Слова Олника волной прокатились по лагерю гномов.
В две минуты за моей спиной образовалась толпа — огнеметчики, щитоносцы с секирами и фитильщики. Глаза бородачей разгорелись: две, две машины! Чем грубее ложь, тем быстрее в нее поверят, это факт, и кому-какое дело, что та же любовница только что пыталась меня прикончить? Нет, конечно, позже гномы кое-что сообразят, но не сейчас. Сейчас у них шок, а в таком состоянии управлять ими — проще простого.
Я ощутил себя дудочником-крысоловом, который ведет очарованных крыс куда ему нужно. Иногда следует проявлять инициативу несколько большую, чем позволяет чувство здравомыслия и… совесть.
— Уничтожать всех, кто попробует помешать нам пройти!
— У тебя глаза безумные, прямо караул… — повторил Олник. Крессинда кивнула.
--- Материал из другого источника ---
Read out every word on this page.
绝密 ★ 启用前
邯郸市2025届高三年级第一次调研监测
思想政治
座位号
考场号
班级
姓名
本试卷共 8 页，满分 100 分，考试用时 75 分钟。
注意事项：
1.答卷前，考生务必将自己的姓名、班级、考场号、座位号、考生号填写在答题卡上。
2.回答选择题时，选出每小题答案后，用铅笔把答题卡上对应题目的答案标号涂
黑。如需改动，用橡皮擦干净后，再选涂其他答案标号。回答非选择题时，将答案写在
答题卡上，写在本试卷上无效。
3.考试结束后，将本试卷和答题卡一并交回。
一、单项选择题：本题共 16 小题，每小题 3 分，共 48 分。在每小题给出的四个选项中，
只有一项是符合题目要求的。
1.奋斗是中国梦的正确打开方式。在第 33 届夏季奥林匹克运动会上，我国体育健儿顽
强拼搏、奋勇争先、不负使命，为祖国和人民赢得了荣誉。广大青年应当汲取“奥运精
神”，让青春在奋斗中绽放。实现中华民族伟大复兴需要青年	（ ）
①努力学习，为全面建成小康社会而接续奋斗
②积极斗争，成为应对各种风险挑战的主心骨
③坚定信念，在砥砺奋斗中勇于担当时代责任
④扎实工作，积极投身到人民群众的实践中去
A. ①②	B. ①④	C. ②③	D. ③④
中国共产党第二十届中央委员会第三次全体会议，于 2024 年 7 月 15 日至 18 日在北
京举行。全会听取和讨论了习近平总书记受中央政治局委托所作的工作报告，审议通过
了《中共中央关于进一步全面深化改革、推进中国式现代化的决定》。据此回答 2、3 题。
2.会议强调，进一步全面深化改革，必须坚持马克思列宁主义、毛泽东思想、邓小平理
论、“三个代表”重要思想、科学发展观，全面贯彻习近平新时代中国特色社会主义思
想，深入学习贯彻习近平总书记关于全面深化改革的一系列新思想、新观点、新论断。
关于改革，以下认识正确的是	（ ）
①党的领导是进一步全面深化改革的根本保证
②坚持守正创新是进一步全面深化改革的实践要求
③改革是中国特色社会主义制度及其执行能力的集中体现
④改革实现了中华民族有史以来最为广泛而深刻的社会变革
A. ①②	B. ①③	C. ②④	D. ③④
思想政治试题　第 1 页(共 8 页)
— Да-да, — сказал я, — пойдем.
Мы потопали по слякоти, держась между армиями враждующих фракций. Я — и несколько сотен вооруженных бородачей в килтах и кожаных куртках с нашитым железом (щитоносцы вдобавок носили шлемы, похожие на котелки). На десяток гномов-огнеметчиков приходился один фитильщик-подросток. Этот короткобородый паренек носил за плечами стойку с тлеющими фитилями, прикрытыми от дождя жестяным козырьком. Пить уракамбас ему не полагалось, и взгляд у него был печальный. Я некстати вспомнил, что борода у гномов-мужчин начинает отрастать сразу, как только дите отлучают от груди, поэтому трехлетние бородатые дети у гномов не редкость. С другой стороны, истинным признаком взросления считается момент, когда борода достигает пупка и начинает завиваться в колечки, а это случается не раньше двадцати лет.
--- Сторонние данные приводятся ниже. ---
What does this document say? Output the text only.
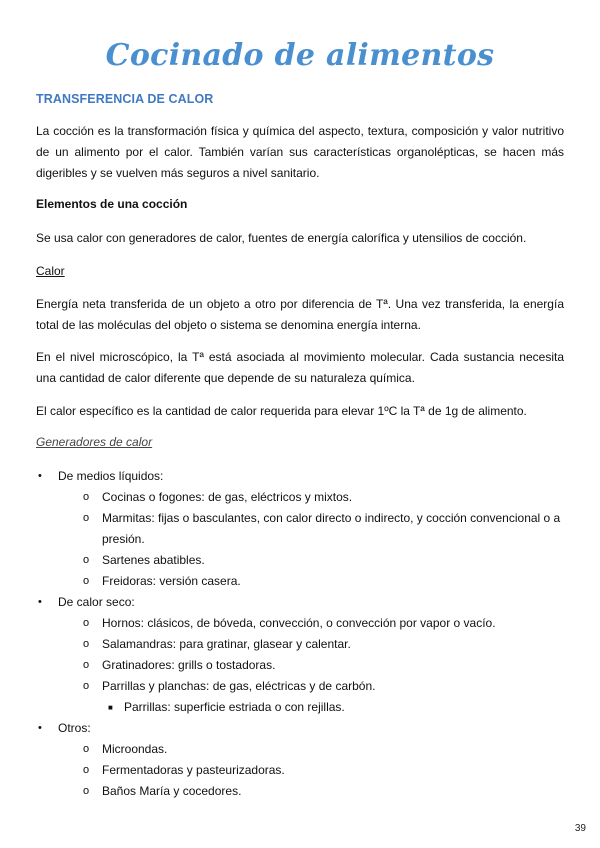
Cocinado de alimentos
TRANSFERENCIA DE CALOR
La cocción es la transformación física y química del aspecto, textura, composición y valor nutritivo de un alimento por el calor. También varían sus características organolépticas, se hacen más digeribles y se vuelven más seguros a nivel sanitario.
Elementos de una cocción
Se usa calor con generadores de calor, fuentes de energía calorífica y utensilios de cocción.
Calor
Energía neta transferida de un objeto a otro por diferencia de Tª. Una vez transferida, la energía total de las moléculas del objeto o sistema se denomina energía interna.
En el nivel microscópico, la Tª está asociada al movimiento molecular. Cada sustancia necesita una cantidad de calor diferente que depende de su naturaleza química.
El calor específico es la cantidad de calor requerida para elevar 1ºC la Tª de 1g de alimento.
Generadores de calor
• De medios líquidos:
o Cocinas o fogones: de gas, eléctricos y mixtos.
o Marmitas: fijas o basculantes, con calor directo o indirecto, y cocción convencional o a presión.
o Sartenes abatibles.
o Freidoras: versión casera.
• De calor seco:
o Hornos: clásicos, de bóveda, convección, o convección por vapor o vacío.
o Salamandras: para gratinar, glasear y calentar.
o Gratinadores: grills o tostadoras.
o Parrillas y planchas: de gas, eléctricas y de carbón.
■ Parrillas: superficie estriada o con rejillas.
• Otros:
o Microondas.
o Fermentadoras y pasteurizadoras.
o Baños María y cocedores.
39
Гритт, забудьте. Нам бы добраться до лагеря сатрапа.
— Быстрее! — крикнул я, подгоняемый недобрыми предчувствиями. — Быстрее! Олник, передай дальше, пусть ускорят ход!
Гроза ярилась над нами.
Один короткий бросок…
28
Мы двигались под струями яростного ливня. Багровые молнии кроили водяную завесу над нашими головами.
Я был царем в стране слепых — бородачи, конечно, не ориентировались в дождевых сумерках.
Я вооружился тесаком, гномской короткой секирой и заточенной киркой, которой сподручно пробивать доспехи. Справа от меня шагал Олник со своим семейством, слева — Крессинда (Жрицу Рассудка гномы вовсе не замечали).